Los charnegos vivían acomplejados ante los naturales del país y hablaban con admiración del patrón de su fábrica, que ya estaba en el tajo cuando ellos llegaban; no como aquel señorito andaluz que aparecía por el cortijo a las once de la mañana, chuleando en su caballo. Y si una hija suya salía ‑cosa rara‑ con un chico catalán, lo recalcaba con orgullo, como si le hubiera tocado la lotería.
No hace muchos meses, un futbolista extranjero que había pasado por el Barça, declaró que había detectado cierto racismo en la sociedad catalana respecto a los charnegos. Yo también.
La prosperidad de muchos ciudadanos de Cataluña hace que, en conjunto, esta región aporte más que ninguna otra a la riqueza nacional. Muchos catalanes quieren que todo lo que recaudan se quede en casa y no repartir nada, o muy poco, con el resto de los españoles.

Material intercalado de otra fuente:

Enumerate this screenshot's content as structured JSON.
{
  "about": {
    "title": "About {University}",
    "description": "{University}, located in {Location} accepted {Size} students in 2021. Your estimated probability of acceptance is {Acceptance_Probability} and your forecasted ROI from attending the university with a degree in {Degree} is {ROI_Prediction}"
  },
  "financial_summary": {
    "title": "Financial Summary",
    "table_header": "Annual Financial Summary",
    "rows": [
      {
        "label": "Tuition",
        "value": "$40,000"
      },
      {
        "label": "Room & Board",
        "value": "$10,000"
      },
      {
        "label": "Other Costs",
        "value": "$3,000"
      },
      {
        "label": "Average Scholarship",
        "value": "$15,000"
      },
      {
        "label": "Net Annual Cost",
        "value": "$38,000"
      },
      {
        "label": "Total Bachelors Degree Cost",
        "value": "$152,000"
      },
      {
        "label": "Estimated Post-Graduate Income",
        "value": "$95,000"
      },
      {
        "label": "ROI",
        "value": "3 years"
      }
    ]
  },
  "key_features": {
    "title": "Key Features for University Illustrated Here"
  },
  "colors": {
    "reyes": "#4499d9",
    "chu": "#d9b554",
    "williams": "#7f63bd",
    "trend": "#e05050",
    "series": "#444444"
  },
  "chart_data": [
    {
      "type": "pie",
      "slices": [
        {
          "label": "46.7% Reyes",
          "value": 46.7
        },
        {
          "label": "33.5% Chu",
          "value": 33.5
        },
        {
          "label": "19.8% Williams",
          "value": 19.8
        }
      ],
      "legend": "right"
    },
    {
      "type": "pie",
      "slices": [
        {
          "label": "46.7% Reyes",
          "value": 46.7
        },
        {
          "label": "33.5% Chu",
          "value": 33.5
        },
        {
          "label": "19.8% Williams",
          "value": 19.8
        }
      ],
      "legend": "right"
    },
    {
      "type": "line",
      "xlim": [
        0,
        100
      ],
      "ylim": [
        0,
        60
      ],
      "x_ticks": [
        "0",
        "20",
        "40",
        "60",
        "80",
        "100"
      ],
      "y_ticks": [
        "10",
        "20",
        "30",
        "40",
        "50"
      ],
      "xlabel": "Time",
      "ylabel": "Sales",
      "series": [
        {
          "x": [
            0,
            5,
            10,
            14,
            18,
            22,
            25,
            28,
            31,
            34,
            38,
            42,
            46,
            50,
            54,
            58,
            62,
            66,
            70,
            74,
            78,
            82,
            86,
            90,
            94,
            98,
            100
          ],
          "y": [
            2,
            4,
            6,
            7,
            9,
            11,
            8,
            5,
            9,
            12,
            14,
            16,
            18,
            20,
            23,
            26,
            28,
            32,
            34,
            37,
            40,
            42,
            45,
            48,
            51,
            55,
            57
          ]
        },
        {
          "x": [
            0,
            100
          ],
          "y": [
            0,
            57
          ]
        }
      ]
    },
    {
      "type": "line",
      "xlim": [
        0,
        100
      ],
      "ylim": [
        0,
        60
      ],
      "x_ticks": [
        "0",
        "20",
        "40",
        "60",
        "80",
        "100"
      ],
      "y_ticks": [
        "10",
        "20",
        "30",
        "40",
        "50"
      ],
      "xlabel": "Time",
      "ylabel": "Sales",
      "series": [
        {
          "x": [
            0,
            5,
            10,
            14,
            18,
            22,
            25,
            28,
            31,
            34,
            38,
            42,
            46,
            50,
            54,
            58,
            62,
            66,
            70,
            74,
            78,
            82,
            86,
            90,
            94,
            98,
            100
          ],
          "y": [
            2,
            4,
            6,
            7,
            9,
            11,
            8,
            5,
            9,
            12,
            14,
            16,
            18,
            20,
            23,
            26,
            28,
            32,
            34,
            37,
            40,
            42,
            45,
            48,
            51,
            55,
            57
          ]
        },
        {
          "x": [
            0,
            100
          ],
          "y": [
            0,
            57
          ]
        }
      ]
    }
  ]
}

Hay que aclarar que, por razones históricas, geográficas y políticas, Cataluña se ha beneficiado de una localización industrial preferente, de un proteccionismo comercial que casi le otorgaba exclusividad en el mercado español, y de una legislación laboral que le otorgaba mano de obra barata y sumisa. Algo parecido al caso de una familia que, con el sacrificio de todos, le paga a un hijo una carrera y luego él se desentiende y se avergüenza de ellos.
Asisto triste e indignado a este espectáculo de traición y desfachatez. Algunos catalanes quieren edificar un país sobre un idioma. Se trata de un idioma de cuarta categoría, de ámbito familiar y condenado a la extinción, que no les vale para nada, fuera de sus cuatro provincias. Para ellos, sería un drama que se les prohibiera hablar su odiado español; pero, momentáneamente, les basta para trazar una frontera.
No se saldrán con la suya. Fracasarán como las otras veces y espero que en su fracaso no se derrame la sangre de nadie. Los últimos acontecimientos, y más desde el atentado de la Ramblas, han mostrado que una parte de la ciudadanía catalana odia todo lo que significa España: desde el Rey, que también es su Rey, a su idioma, sus fiestas populares, sus símbolos…
El Estado está haciendo frente a la insurrección sin despeinarse, sin movilizar al Ejército, ni sacar los tanques a la calle. Pero sí debieran movilizarse más y más visiblemente las fuerzas sociales contrarias a la independencia. Aunque, ciertamente, llevan demasiado tiempo desasistidas del Gobierno y del resto de los españoles les va mucho en ello.
Pero los separatistas catalanes no son los peores. Con el beneplácito de la Constitución Española, del Congreso de los Diputados que aprobó su último Estatuto, del ínclito Zapatero, de la pasividad de sucesivos gobiernos nacionales, de la cachaza de Rajoy, de las melifluas y nunca aplicadas sentencias de los Tribunales, etc., etc., esa gente ha prosperado mucho y la cosa está como está, que es muy mal.
Pero, insisto, ellos no son los peores.
Los que me hacen vomitar son los regurgitados por los albañales de la Universidad Española, madrileños de nación muchos de ellos, que creen que el mundo empieza ahora y que ellos están llamados a reinventarlo todo, incluso nuestra patria. Viles traidores que sirviendo intereses inconfesables juegan con la integridad de una vieja y gran nación que no se merecen, enarbolando ante su chusma el ya baboseado banderín de su “democracia”, tratando de disimular así la fetidez de sus proclamas.